I'd like everyone to see exactly what our lives lack and what they gain! :)
First, I'll show you some responses I got from other military women:
Me - The biggest thing I feel like I give up is having my hubby there for big things and even just for little things such as holding me right before we fall asleep. And as for gain, strength! Our relationship is so strong after all we go through!
Nancy Ang - I sacrifice a father being there to see his children's young years (which fly by so fast) and we gain the security of knowing all children in the US will have a safe and happy childhood.
Mary Clark - I feel like I give up a normal family life (daddy not home everynight to kiss our son goodnight.) But we gain security. Knowing we are going to be okay and not have to worry about money, or healthcare.
Ellie Thompson - You give up the little moments like you said laurel. but you gain importance of time spent together...every minute together means soooo much more.
Amy Lowman - The hardest thing to give up is the "daddy" side of him. When Sophia cries "daddy daddy daddy.." there is absolutely nothing I can do. I'm only mommy. And what we gain? The endurance, strength, integrity, and faith in a way most people will never experience to this extreme.
Eden Mills - You lose someone to help make decisions and miss their opinions from things as small as dinner ideas to large stuff like daycare choices. You gain appreciation for one another and what they DO do and cherish time you do get. Plus yes you become stronger by plowing through obstacles when you do it alone but we get to see how strong, them as well are.. And Well just how bad ass of people we really are :)

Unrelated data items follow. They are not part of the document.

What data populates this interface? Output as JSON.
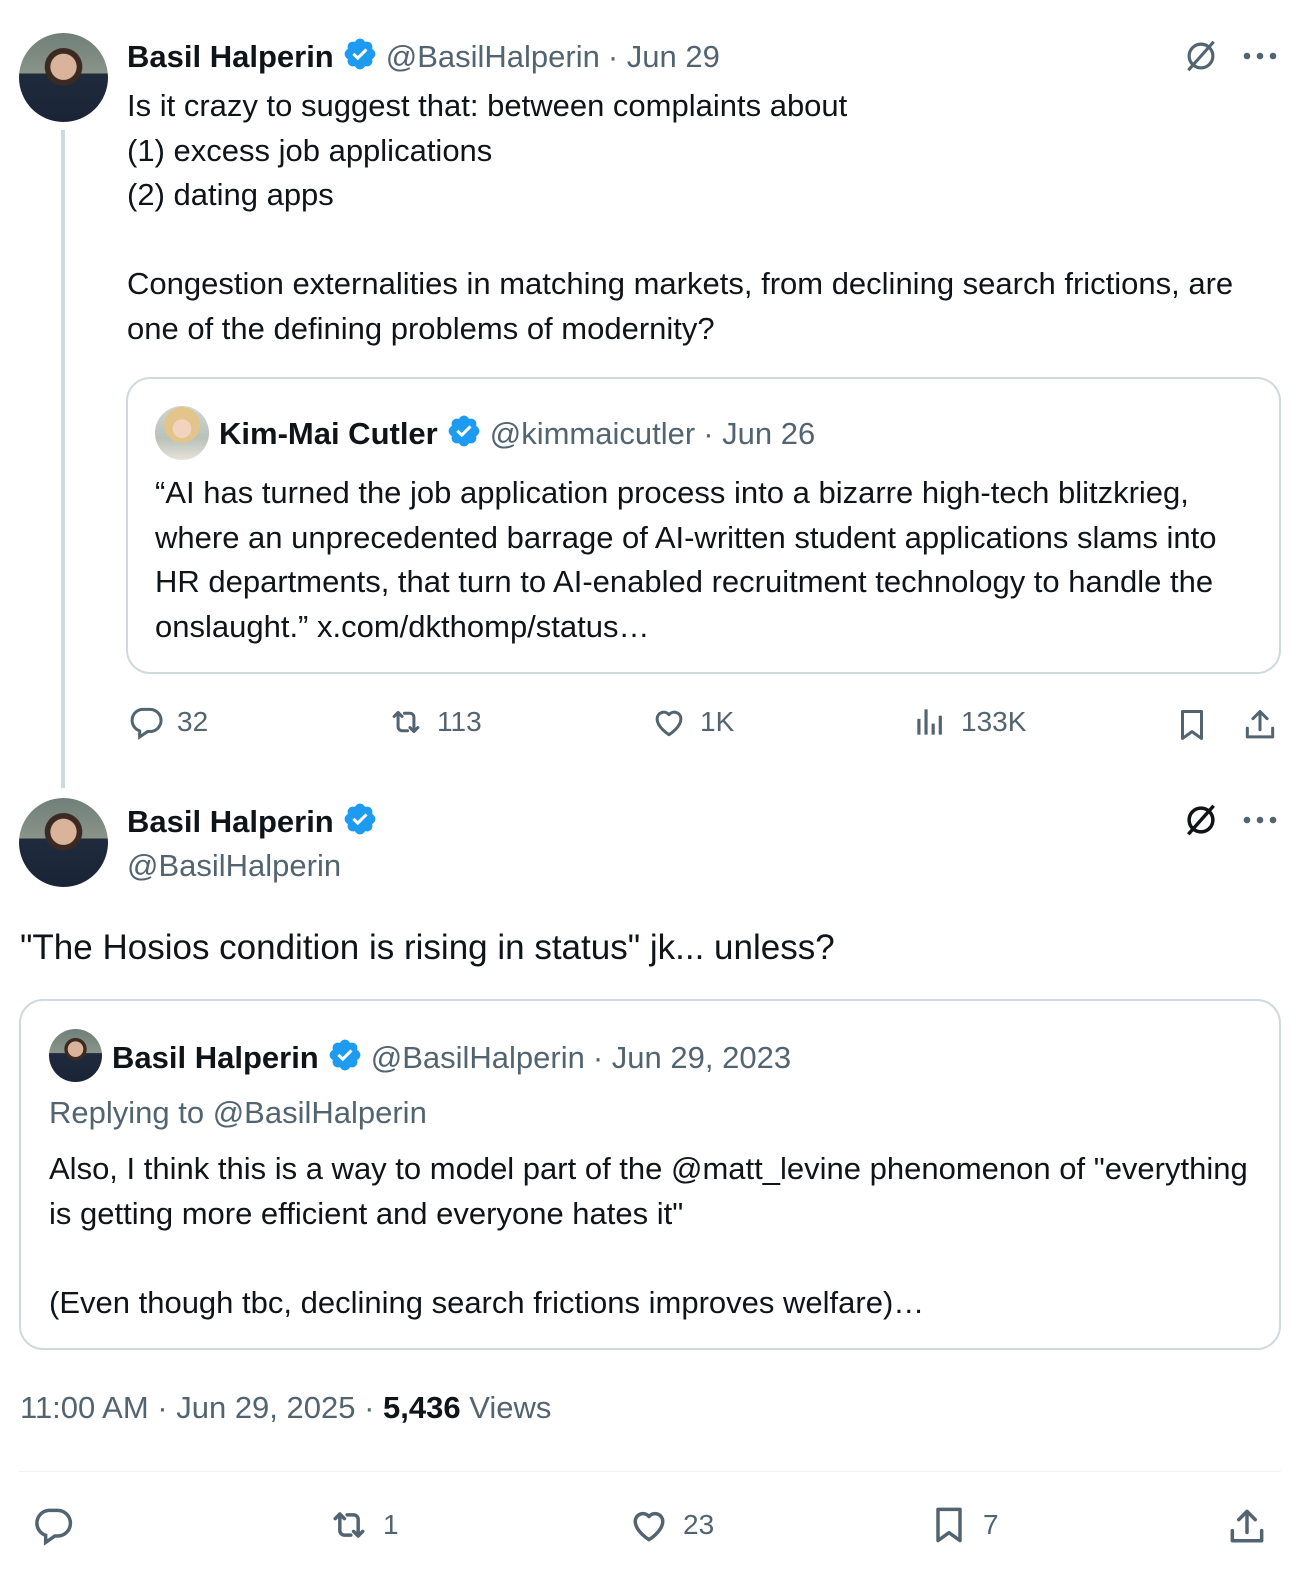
{
  "colors": {
    "verified": "#1d9bf0",
    "secondary_text": "#536471",
    "border": "#cfd9de"
  },
  "tweet1": {
    "author_name": "Basil Halperin",
    "handle": "@BasilHalperin",
    "date": "· Jun 29",
    "text": "Is it crazy to suggest that: between complaints about\n(1) excess job applications\n(2) dating apps\n\nCongestion externalities in matching markets, from declining search frictions, are one of the defining problems of modernity?",
    "quote": {
      "author_name": "Kim-Mai Cutler",
      "handle": "@kimmaicutler",
      "date": "· Jun 26",
      "text": "“AI has turned the job application process into a bizarre high-tech blitzkrieg, where an unprecedented barrage of AI-written student applications slams into HR departments, that turn to AI-enabled recruitment technology to handle the onslaught.” x.com/dkthomp/status…"
    },
    "actions": {
      "replies": "32",
      "reposts": "113",
      "likes": "1K",
      "views": "133K"
    }
  },
  "tweet2": {
    "author_name": "Basil Halperin",
    "handle": "@BasilHalperin",
    "text": "\"The Hosios condition is rising in status\" jk... unless?",
    "quote": {
      "author_name": "Basil Halperin",
      "handle": "@BasilHalperin",
      "date": "· Jun 29, 2023",
      "replying_to": "Replying to @BasilHalperin",
      "text": "Also, I think this is a way to model part of the @matt_levine phenomenon of \"everything is getting more efficient and everyone hates it\"\n\n(Even though tbc, declining search frictions improves welfare)…"
    },
    "timestamp": "11:00 AM · Jun 29, 2025 · ",
    "views_count": "5,436",
    "views_label": " Views",
    "actions": {
      "replies": "",
      "reposts": "1",
      "likes": "23",
      "bookmarks": "7"
    }
  },
  "icons": [
    "grok-icon",
    "more-icon",
    "reply-icon",
    "repost-icon",
    "like-icon",
    "views-icon",
    "bookmark-icon",
    "share-icon",
    "verified-badge-icon"
  ]
}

(Still accepting more from anyone who's got something they'd like to share!)
But anyways, I'll start with a general consensus of things we give up. We'll save the best - what we gain - for last :)

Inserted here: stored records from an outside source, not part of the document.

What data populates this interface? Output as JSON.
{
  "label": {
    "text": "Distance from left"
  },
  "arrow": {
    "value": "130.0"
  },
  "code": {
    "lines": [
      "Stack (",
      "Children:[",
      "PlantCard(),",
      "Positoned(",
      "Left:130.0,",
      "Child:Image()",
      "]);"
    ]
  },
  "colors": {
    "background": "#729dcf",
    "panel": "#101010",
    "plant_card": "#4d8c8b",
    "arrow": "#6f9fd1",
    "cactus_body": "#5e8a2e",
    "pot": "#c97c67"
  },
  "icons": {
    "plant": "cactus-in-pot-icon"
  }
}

Our husbands, boyfriends, sons, daughters, parents are giving our country security, although our sense of security in our home is lowered. We feel scared without our husband's beside us or in contact, any creak or bump in the house, we worry. We spend days next to the phone or next to the webcam, just cause there's a rumor that we might get a call. We skip out on some of the younger years of our lives. We give up precious moments with our men, big sections of a marraige or relationship. The children give up moments with their daddies or their mommies. The parents of these children, give up sharing those moments together. They have to play mommy AND daddy. We give up constant communication with those who we love and try to force the worries of an unexpected ring of the doorbell. And for the family members whose service member has paid the ultimate price of their life, they give up a lifetime without the person they love so very much. We sacrifice all the little things too, such as texting them, just to talk. Or getting a call everyday even. We sacrifice having them in the audience when we graduate, when we have a speech to give, some sacrifice being present for the birth of their child. We give up a normal life without deployment or worrying about the next time they'd have to go away. Because even when they're home, those moments are dreaded.
Now for the gains.
We gain a strong and wonderful man or woman in our life. We gain the knowledge that the one we love works hard defending this country. We have pride in our family and pride in what we do. We are also very strong and our relationships are unbeatable by all if we remain faithful and strong. Once we go through so much, we reach a point where all the small things are just that - small. We can work through hard times because after 6+ months apart, we learn to appreciate all the small things. We learn that those small things we fight about, are nothing at all. Life gains alot more meaning after you can go through something like that and come out in the end with more love than you went into it with. We gain independance, in a good way! We learn to live on our own, and our loved ones learn the same. It makes for a much stronger relationship altogether. The children gain daddies who are their heroes, and daddies who are defending our country so they can be free. Not only the ones who have significant others are gaining from our servicemen, but the entire country is gaining. Safety, security, the dedication of these men and women to keeping our freedom.
Loving someone in the military is very difficult and it has its disadvanages, but when you really love someone, what other option do you have? You love them and you stand strong next to them always.